Data-Based Automatic Phonetic Transcription

Project Type: Master/Diploma Thesis
Student: Leitner Christina

 

 Phonetic transcriptions are an important resource in different research areas such as speech recognition or linguistics. Establishing phonetic transcriptions by hand is an exhausting process therefore it seems reasonable to develop an application that automatically creates phonetic transcriptions for given audio data. To build this automatic phonetic transcriber a new method similar to data-based speech synthesis is applied. In data-based speech synthesis a word is synthesized by recombining audio samples from a database according to their phonetic transcription.
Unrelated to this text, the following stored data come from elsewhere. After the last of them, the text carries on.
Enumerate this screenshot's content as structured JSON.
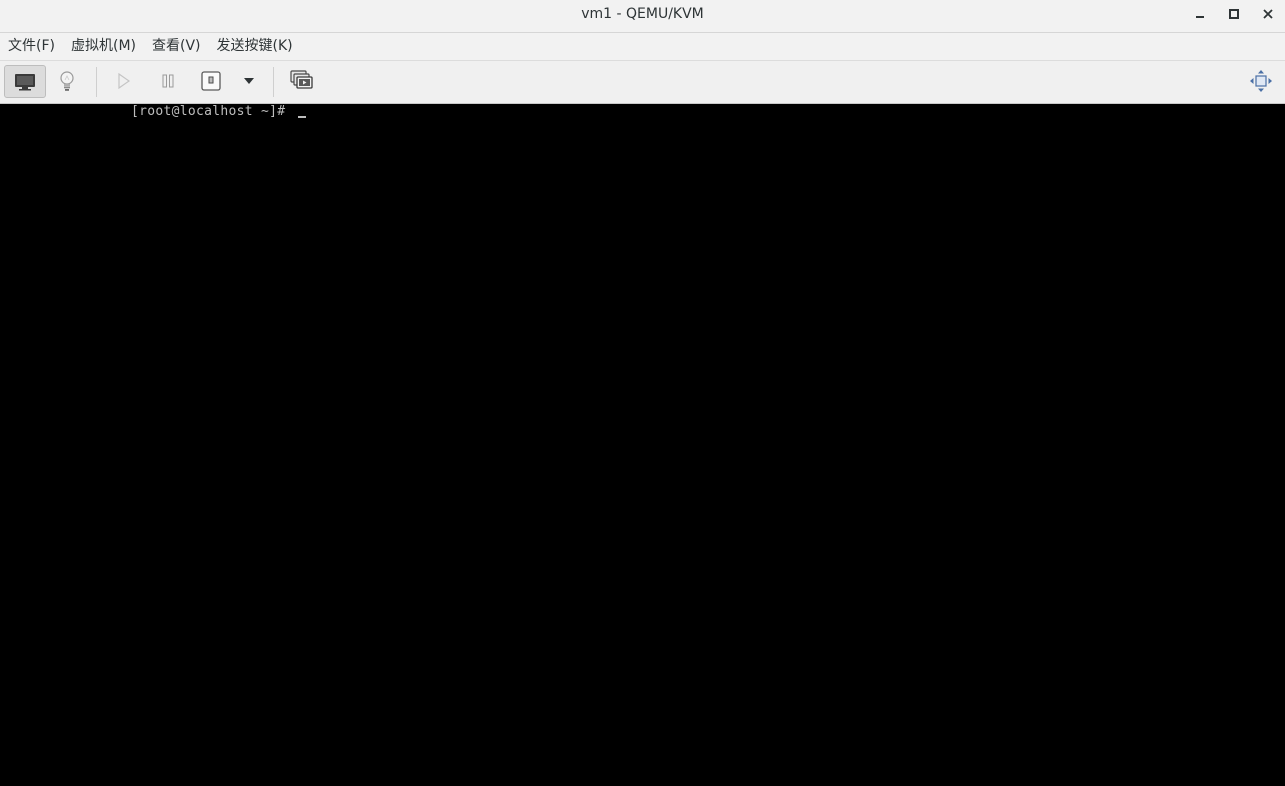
{
  "window": {
    "title": "vm1 - QEMU/KVM",
    "controls": [
      "minimize-icon",
      "maximize-icon",
      "close-icon"
    ]
  },
  "menubar": {
    "items": [
      {
        "label": "文件(F)"
      },
      {
        "label": "虚拟机(M)"
      },
      {
        "label": "查看(V)"
      },
      {
        "label": "发送按键(K)"
      }
    ]
  },
  "toolbar": {
    "buttons": [
      {
        "icon": "monitor-icon",
        "active": true
      },
      {
        "icon": "lightbulb-icon",
        "active": false
      },
      {
        "icon": "play-icon",
        "active": false,
        "disabled": true
      },
      {
        "icon": "pause-icon",
        "active": false,
        "disabled": true
      },
      {
        "icon": "power-icon",
        "active": false
      },
      {
        "icon": "dropdown-arrow-icon",
        "active": false
      },
      {
        "icon": "screenshots-icon",
        "active": false
      },
      {
        "icon": "fullscreen-icon",
        "active": false
      }
    ]
  },
  "console": {
    "prompt": "[root@localhost ~]# ",
    "colors": {
      "background": "#000000",
      "text": "#bdbdbd"
    }
  }
}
In the case of the phonetic transcriber this process is reversed: To obtain the transcription of a word its recording is compared to audio samples in the database and then the transcriptions of the most similar samples are concatenated to a new transcription. The data is taken from ADABA (Austrian Phonetic Database) that contains recordings of six speakers from the major varieties of German. The transcriptions in ADABA contain more phonetic symbols than common broad transcriptions for German (89 symbols instead of 45 for standard SAMPA-German). The application is currently restricted to a single speaker to allow for such detailed phonetic transcriptions. The audio data was segmented into triphones, a triphone candidate selection was developed and for the pattern comparison a dynamic time warping algorithm was implemented. The transcription framework was optimized with several settings. The results from the tests with the final implementation are evaluated with respect to the reference transcriptions in the ADABA database. The achieved phone recognition rate of 91.94% is comparable to rates reported from other existing phonetic transcription tools tested under similar conditions.